Współpraca z sędzią Radzikiem przy okazji tekstu nt. sędzi Przeczek miała nie być jedynym takim przypadkiem. Według "Wyborczej" Zastępca Rzecznika Dyscyplinarnego Sędziów Sądów Powszechnych udzielał "Kaście" informacji nt. pracy rzeczników dyscyplinarnych. Pytany o współpracę z hejterami Przemysław Radzik nie odpowiada.

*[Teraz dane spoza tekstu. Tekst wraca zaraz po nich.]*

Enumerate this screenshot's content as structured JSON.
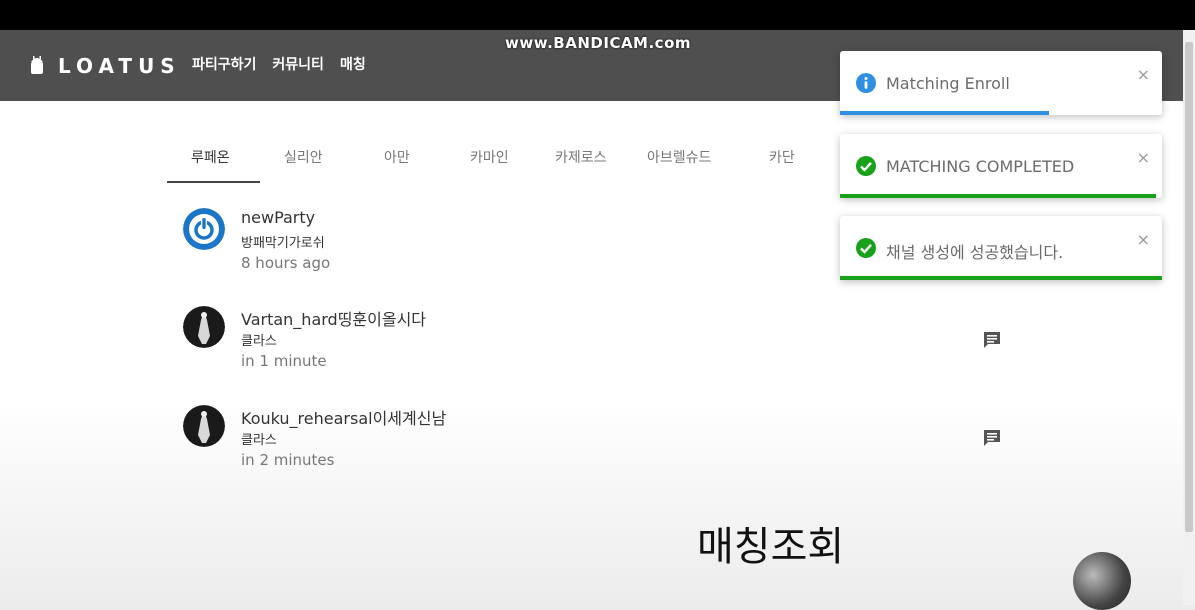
{
  "app": {
    "logo_text": "LOATUS",
    "watermark": "www.BANDICAM.com"
  },
  "nav": {
    "items": [
      "파티구하기",
      "커뮤니티",
      "매칭"
    ]
  },
  "tabs": {
    "items": [
      "루페온",
      "실리안",
      "아만",
      "카마인",
      "카제로스",
      "아브렐슈드",
      "카단"
    ],
    "active_index": 0
  },
  "list": {
    "items": [
      {
        "title": "newParty",
        "subtitle": "방패막기가로쉬",
        "time": "8 hours ago",
        "avatar": "power-icon"
      },
      {
        "title": "Vartan_hard띵훈이올시다",
        "subtitle": "클라스",
        "time": "in 1 minute",
        "avatar": "character-avatar"
      },
      {
        "title": "Kouku_rehearsal이세계신남",
        "subtitle": "클라스",
        "time": "in 2 minutes",
        "avatar": "character-avatar"
      }
    ]
  },
  "toasts": [
    {
      "text": "Matching Enroll",
      "type": "info",
      "color": "#2f8fe0",
      "progress": 0.65
    },
    {
      "text": "MATCHING COMPLETED",
      "type": "success",
      "color": "#1aa11a",
      "progress": 0.98
    },
    {
      "text": "채널 생성에 성공했습니다.",
      "type": "success",
      "color": "#1aa11a",
      "progress": 1.0
    }
  ],
  "toast_close_symbol": "×",
  "caption": "매칭조회",
  "colors": {
    "appbar": "#4f4f4f",
    "info": "#2f8fe0",
    "success": "#1aa11a",
    "avatar_blue": "#1b76c7"
  }
}
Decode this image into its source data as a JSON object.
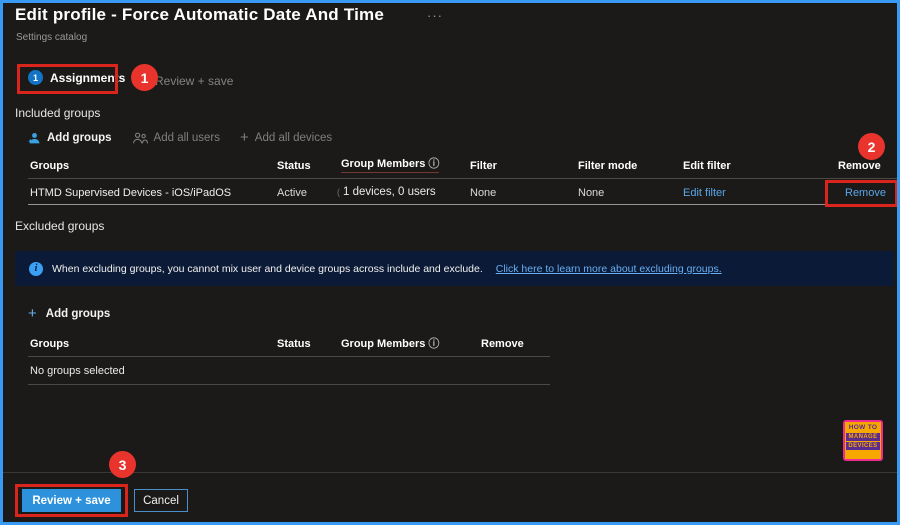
{
  "window": {
    "title": "Edit profile - Force Automatic Date And Time",
    "subtitle": "Settings catalog",
    "more_label": "···"
  },
  "tabs": {
    "assignments": {
      "step": "1",
      "label": "Assignments"
    },
    "review_save": {
      "label": "Review + save"
    }
  },
  "annotations": {
    "step1": "1",
    "step2": "2",
    "step3": "3"
  },
  "included_groups": {
    "heading": "Included groups",
    "toolbar": {
      "add_groups": "Add groups",
      "add_all_users": "Add all users",
      "add_all_devices": "Add all devices"
    },
    "table": {
      "headers": {
        "groups": "Groups",
        "status": "Status",
        "group_members": "Group Members",
        "filter": "Filter",
        "filter_mode": "Filter mode",
        "edit_filter": "Edit filter",
        "remove": "Remove"
      },
      "row": {
        "group": "HTMD Supervised Devices - iOS/iPadOS",
        "status": "Active",
        "members": "1 devices, 0 users",
        "filter": "None",
        "filter_mode": "None",
        "edit_filter": "Edit filter",
        "remove": "Remove"
      }
    }
  },
  "excluded_groups": {
    "heading": "Excluded groups",
    "banner": {
      "text": "When excluding groups, you cannot mix user and device groups across include and exclude.",
      "link": "Click here to learn more about excluding groups."
    },
    "add_groups": "Add groups",
    "table": {
      "headers": {
        "groups": "Groups",
        "status": "Status",
        "group_members": "Group Members",
        "remove": "Remove"
      },
      "empty": "No groups selected"
    }
  },
  "footer": {
    "review_save": "Review + save",
    "cancel": "Cancel"
  },
  "watermark": {
    "line1": "HOW TO",
    "line2": "MANAGE",
    "line3": "DEVICES"
  },
  "colors": {
    "frame_border": "#389af2",
    "background": "#1b1a19",
    "primary_button": "#2d91dc",
    "link_blue": "#5aa7ea",
    "annotation_red": "#e8342c",
    "banner_bg": "#0b1a36",
    "step_circle_blue": "#1374c6",
    "logo_pink": "#ee2a92",
    "logo_orange": "#f7a800",
    "logo_purple": "#5b2b8e"
  }
}
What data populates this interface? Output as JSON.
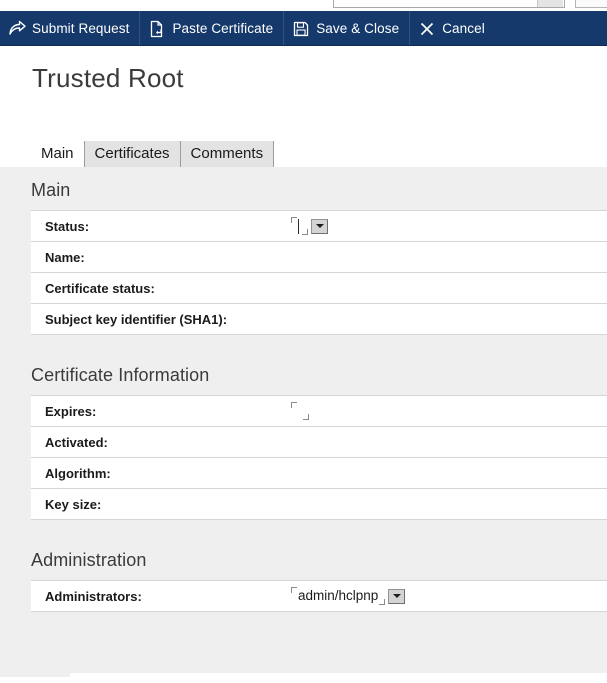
{
  "window": {
    "background_color": "#efefef",
    "accent_color": "#16396b"
  },
  "action_bar": {
    "items": [
      {
        "label": "Submit Request",
        "icon": "forward-arrow-icon"
      },
      {
        "label": "Paste Certificate",
        "icon": "paste-certificate-icon"
      },
      {
        "label": "Save & Close",
        "icon": "save-disk-icon"
      },
      {
        "label": "Cancel",
        "icon": "close-x-icon"
      }
    ]
  },
  "page": {
    "title": "Trusted Root"
  },
  "tabs": [
    {
      "label": "Main",
      "selected": true
    },
    {
      "label": "Certificates",
      "selected": false
    },
    {
      "label": "Comments",
      "selected": false
    }
  ],
  "sections": [
    {
      "title": "Main",
      "rows": [
        {
          "label": "Status:",
          "value": "",
          "field": true,
          "caret": true,
          "dropdown": true
        },
        {
          "label": "Name:",
          "value": "",
          "field": false,
          "caret": false,
          "dropdown": false
        },
        {
          "label": "Certificate status:",
          "value": "",
          "field": false,
          "caret": false,
          "dropdown": false
        },
        {
          "label": "Subject key identifier (SHA1):",
          "value": "",
          "field": false,
          "caret": false,
          "dropdown": false
        }
      ]
    },
    {
      "title": "Certificate Information",
      "rows": [
        {
          "label": "Expires:",
          "value": "",
          "field": true,
          "caret": false,
          "dropdown": false
        },
        {
          "label": "Activated:",
          "value": "",
          "field": false,
          "caret": false,
          "dropdown": false
        },
        {
          "label": "Algorithm:",
          "value": "",
          "field": false,
          "caret": false,
          "dropdown": false
        },
        {
          "label": "Key size:",
          "value": "",
          "field": false,
          "caret": false,
          "dropdown": false
        }
      ]
    },
    {
      "title": "Administration",
      "rows": [
        {
          "label": "Administrators:",
          "value": "admin/hclpnp",
          "field": true,
          "caret": false,
          "dropdown": true
        }
      ]
    }
  ]
}
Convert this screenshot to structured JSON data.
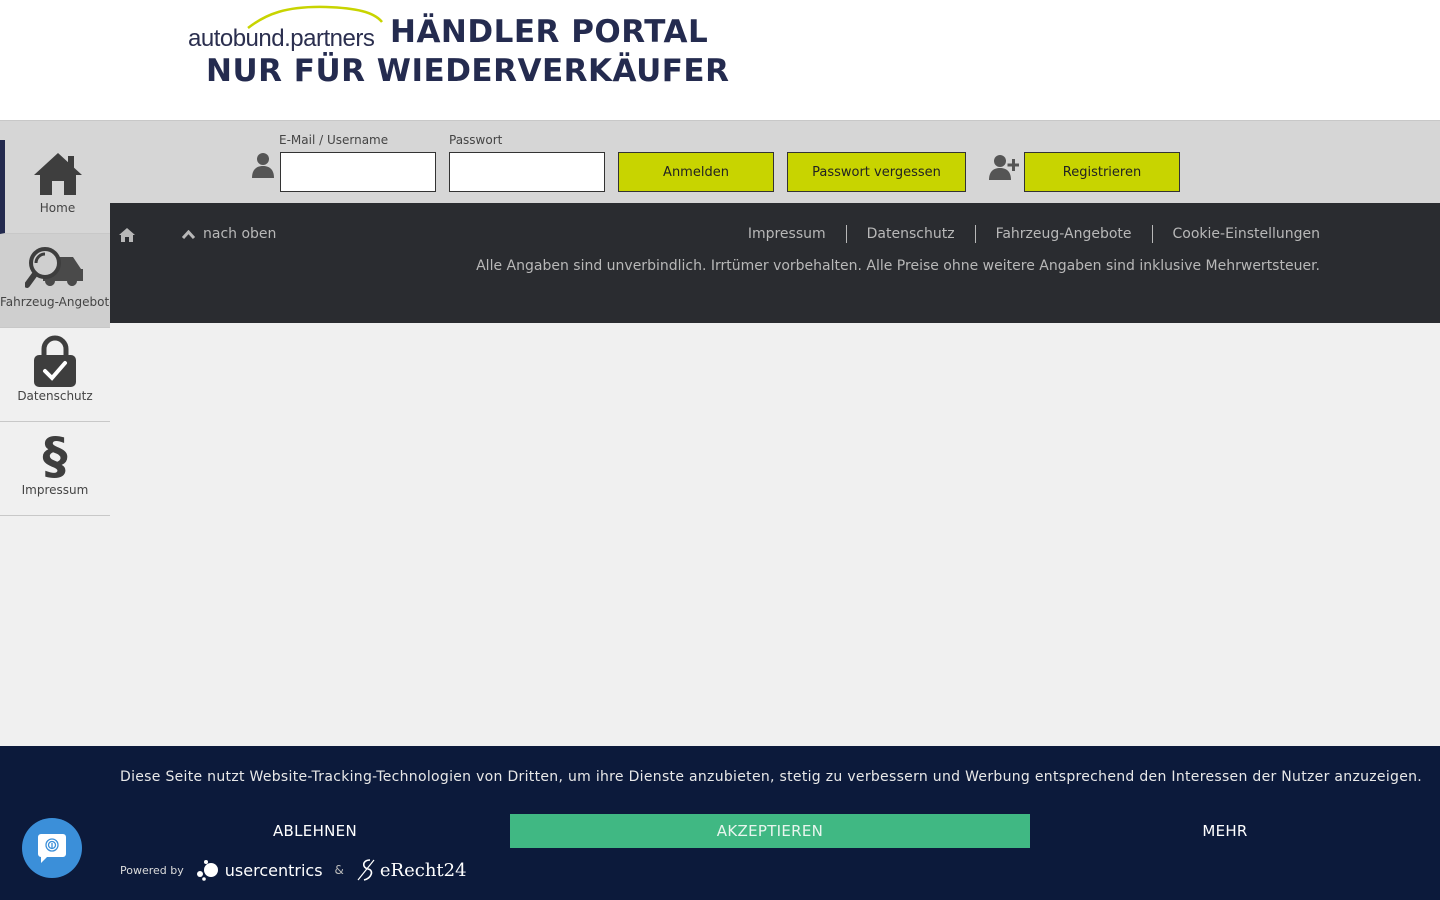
{
  "header": {
    "logo_brand": "autobund.partners",
    "logo_line1": "HÄNDLER PORTAL",
    "logo_line2": "NUR FÜR WIEDERVERKÄUFER"
  },
  "login": {
    "email_label": "E-Mail / Username",
    "email_value": "",
    "password_label": "Passwort",
    "password_value": "",
    "login_button": "Anmelden",
    "forgot_button": "Passwort vergessen",
    "register_button": "Registrieren"
  },
  "sidebar": {
    "items": [
      {
        "label": "Home",
        "icon": "home-icon"
      },
      {
        "label": "Fahrzeug-Angebote",
        "icon": "car-search-icon"
      },
      {
        "label": "Datenschutz",
        "icon": "lock-check-icon"
      },
      {
        "label": "Impressum",
        "icon": "paragraph-icon"
      }
    ]
  },
  "footer": {
    "up_link": "nach oben",
    "links": [
      "Impressum",
      "Datenschutz",
      "Fahrzeug-Angebote",
      "Cookie-Einstellungen"
    ],
    "disclaimer": "Alle Angaben sind unverbindlich. Irrtümer vorbehalten. Alle Preise ohne weitere Angaben sind inklusive Mehrwertsteuer."
  },
  "cookie": {
    "text": "Diese Seite nutzt Website-Tracking-Technologien von Dritten, um ihre Dienste anzubieten, stetig zu verbessern und Werbung entsprechend den Interessen der Nutzer anzuzeigen.",
    "decline": "ABLEHNEN",
    "accept": "AKZEPTIEREN",
    "more": "MEHR",
    "powered_by": "Powered by",
    "usercentrics": "usercentrics",
    "amp": "&",
    "erecht": "eRecht24"
  },
  "colors": {
    "accent_button": "#c8d400",
    "brand_navy": "#242b4f",
    "footer_bg": "#2a2c30",
    "cookie_bg": "#0c1a3b",
    "accept_green": "#40b883",
    "fab_blue": "#3b8fd9"
  }
}
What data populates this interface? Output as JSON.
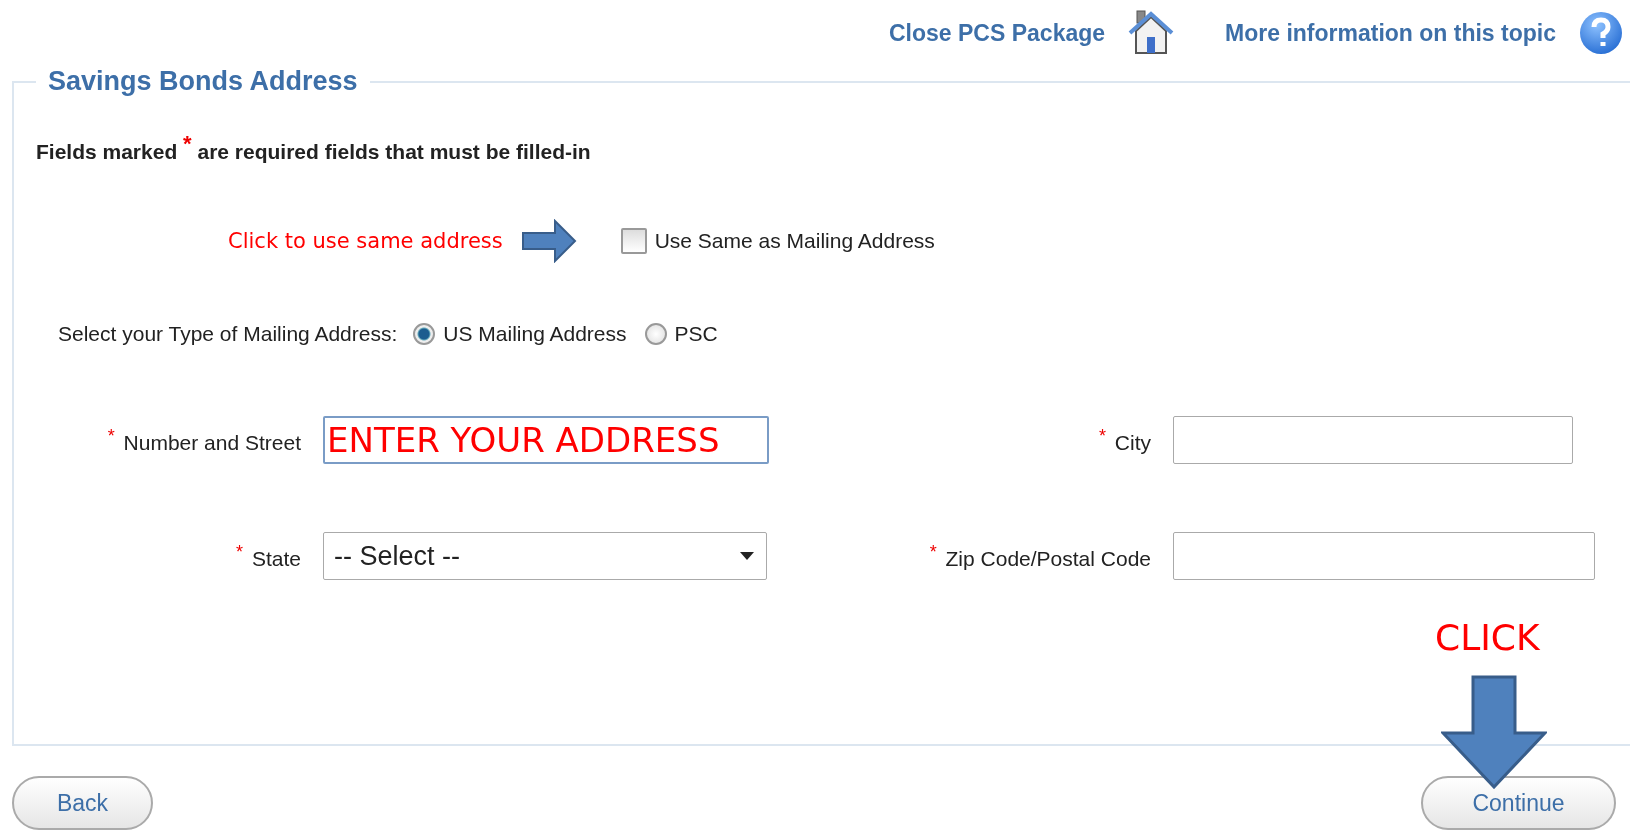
{
  "header_links": [
    {
      "label": "Close PCS Package"
    },
    {
      "label": "More information on this topic"
    }
  ],
  "section": {
    "title": "Savings Bonds Address"
  },
  "required_note": "Fields marked $^{*}$ are required fields that must be filled-in",
  "same_address": {
    "label": "Use Same as Mailing Address",
    "checked": false
  },
  "address_type": {
    "label": "Select your Type of Mailing Address:",
    "options": [
      {
        "label": "US Mailing Address",
        "selected": true
      },
      {
        "label": "PSC",
        "selected": false
      }
    ]
  },
  "fields": [
    {
      "kind": "text",
      "label": "Number and Street",
      "required_mark": "*",
      "value": "ENTER YOUR ADDRESS"
    },
    {
      "kind": "text",
      "label": "City",
      "required_mark": "*"
    },
    {
      "kind": "select",
      "label": "State",
      "required_mark": "*",
      "value": "-- Select --"
    },
    {
      "kind": "text",
      "label": "Zip Code/Postal Code",
      "required_mark": "*"
    }
  ],
  "buttons": [
    {
      "label": "Back"
    },
    {
      "label": "Continue"
    }
  ],
  "annotations": [
    {
      "kind": "arrow_right",
      "text": "Click to use same address"
    },
    {
      "kind": "arrow_down",
      "text": "CLICK"
    }
  ]
}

Przypomnijmy, przy Ministerstwie Sprawiedliwości miała działać tzw. farma trolli, odpowiedzialna za szkalowanie przeciwników reformy sądownictwa. Hejterzy korzystali z informacji tajnych oraz dokumentacji sądowej. W związku z aferą rezygnację złożył wiceminister sprawiedliwości Łukasz Piebiak.

Źródło: "Gazeta Wyborcza"

Masz newsa, zdjęcie lub filmik? Prześlij nam przez dziejesie.wp.pl

Wybrane dla Ciebie
Komentarze (182)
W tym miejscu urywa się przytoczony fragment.